A RAB27A duplication in several cases of Griscelli syndrome type 2: An explanation for cases lacking a genetic diagnosis.

Griscelli syndrome type 2 (GS2) is a rare and often fatal autosomal recessive, hyperinflammatory disorder. It is associated with hypopigmentation of the skin and the hair, resulting in the characteristic pigment accumulation and clumping in the hair shaft. Loss-of-function mutations in RAB27A, resulting from point mutations, short indel, or large deletions, account for all the cases reported to date. However, several GS2 cases originating from Saudi Arabia lack a genetic diagnosis. Here, we report on a new RAB27A genetic anomaly observed in seven Saudi Arabia families that had remained negative after extensive molecular genomic DNA testing. Linkage analysis and targeted sequencing of the RAB27A genomic region in several of these patients led to the identification of a common homozygous tandem duplication of 38 kb affecting exon 2-5 and resulting in a premature stop codon. The pathogenic effect of this duplication was confirmed by a cDNA analysis and functional assays. The identification of microhomology flanking the breakpoint site suggests a possible underlying mechanism.

Gene transfer into hematopoietic stem cells reduces HLH manifestations in a murine model of Munc13-4 deficiency.

Patients with mutations in the UNC13D gene (coding for Munc13-4 protein) suffer from familial hemophagocytic lymphohistiocytosis type 3 (FHL3), a life-threatening immune and hyperinflammatory disorder.

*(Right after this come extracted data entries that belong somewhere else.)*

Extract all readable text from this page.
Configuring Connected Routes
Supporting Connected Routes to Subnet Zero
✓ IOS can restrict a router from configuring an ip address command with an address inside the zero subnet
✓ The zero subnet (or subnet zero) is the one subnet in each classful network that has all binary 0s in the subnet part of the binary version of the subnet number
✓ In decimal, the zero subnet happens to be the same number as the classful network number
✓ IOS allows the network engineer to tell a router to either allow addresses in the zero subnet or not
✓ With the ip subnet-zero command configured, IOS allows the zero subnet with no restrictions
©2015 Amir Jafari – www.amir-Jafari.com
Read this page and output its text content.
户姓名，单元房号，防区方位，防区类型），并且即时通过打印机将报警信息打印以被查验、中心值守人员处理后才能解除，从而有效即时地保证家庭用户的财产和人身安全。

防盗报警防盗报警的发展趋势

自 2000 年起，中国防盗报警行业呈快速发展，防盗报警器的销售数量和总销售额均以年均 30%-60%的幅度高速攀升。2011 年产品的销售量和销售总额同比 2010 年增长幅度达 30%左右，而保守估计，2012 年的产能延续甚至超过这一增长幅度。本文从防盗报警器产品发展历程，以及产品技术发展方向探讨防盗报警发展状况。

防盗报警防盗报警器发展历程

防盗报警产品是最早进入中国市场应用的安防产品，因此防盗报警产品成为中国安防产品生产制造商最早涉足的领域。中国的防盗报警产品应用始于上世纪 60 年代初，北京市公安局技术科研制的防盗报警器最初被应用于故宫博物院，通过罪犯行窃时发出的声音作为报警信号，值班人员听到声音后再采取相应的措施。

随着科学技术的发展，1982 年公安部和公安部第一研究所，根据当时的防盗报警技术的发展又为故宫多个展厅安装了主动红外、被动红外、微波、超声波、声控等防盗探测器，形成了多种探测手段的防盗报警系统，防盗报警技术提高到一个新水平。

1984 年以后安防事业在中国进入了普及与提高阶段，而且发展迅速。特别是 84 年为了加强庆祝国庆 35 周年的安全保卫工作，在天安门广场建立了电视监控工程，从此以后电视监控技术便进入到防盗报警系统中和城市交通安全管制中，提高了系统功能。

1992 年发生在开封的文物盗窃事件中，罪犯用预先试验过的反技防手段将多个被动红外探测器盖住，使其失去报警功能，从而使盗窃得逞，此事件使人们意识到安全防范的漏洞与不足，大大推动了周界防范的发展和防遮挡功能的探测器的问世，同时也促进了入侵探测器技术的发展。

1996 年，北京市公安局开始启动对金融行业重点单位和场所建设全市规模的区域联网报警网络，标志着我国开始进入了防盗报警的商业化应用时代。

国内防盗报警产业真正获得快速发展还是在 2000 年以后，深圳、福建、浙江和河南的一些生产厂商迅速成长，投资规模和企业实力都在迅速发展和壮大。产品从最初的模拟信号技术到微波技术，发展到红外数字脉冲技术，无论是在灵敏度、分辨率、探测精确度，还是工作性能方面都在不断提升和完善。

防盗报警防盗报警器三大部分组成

The only curative treatment is allogeneic hematopoietic stem cell (HSC) transplantation, although the posttreatment survival rate is not satisfactory. Here, we demonstrate the curative potential of UNC13D gene correction of HSCs in a murine model of FHL3. We generated a self-inactivating lentiviral vector, used it to complement HSCs from Unc13d-deficient (Jinx) mice, and transplanted the cells back into the irradiated Jinx recipients. This procedure led to complete reconstitution of the immune system (ie, to wild-type levels). The recipients were then challenged with lymphocytic choriomeningitis virus to induce hemophagocytic lymphohistiocytosis (HLH)-like manifestations. All the clinical and biological signs of HLH were significantly reduced in mice having undergone HSC UNC13D gene correction than in nontreated animals. This beneficial effect was evidenced by the correction of blood cytopenia, body weight gain, normalization of the body temperature, decreased serum interferon-γ level, recovery of liver damage, and decreased viral load. These improvements can be explained by the restoration of the CD8+ T lymphocytes' cytotoxic function (as demonstrated here in an in vitro degranulation assay). Overall, our results demonstrate the efficacy of HSC gene therapy in an FHL-like setting of immune dysregulation.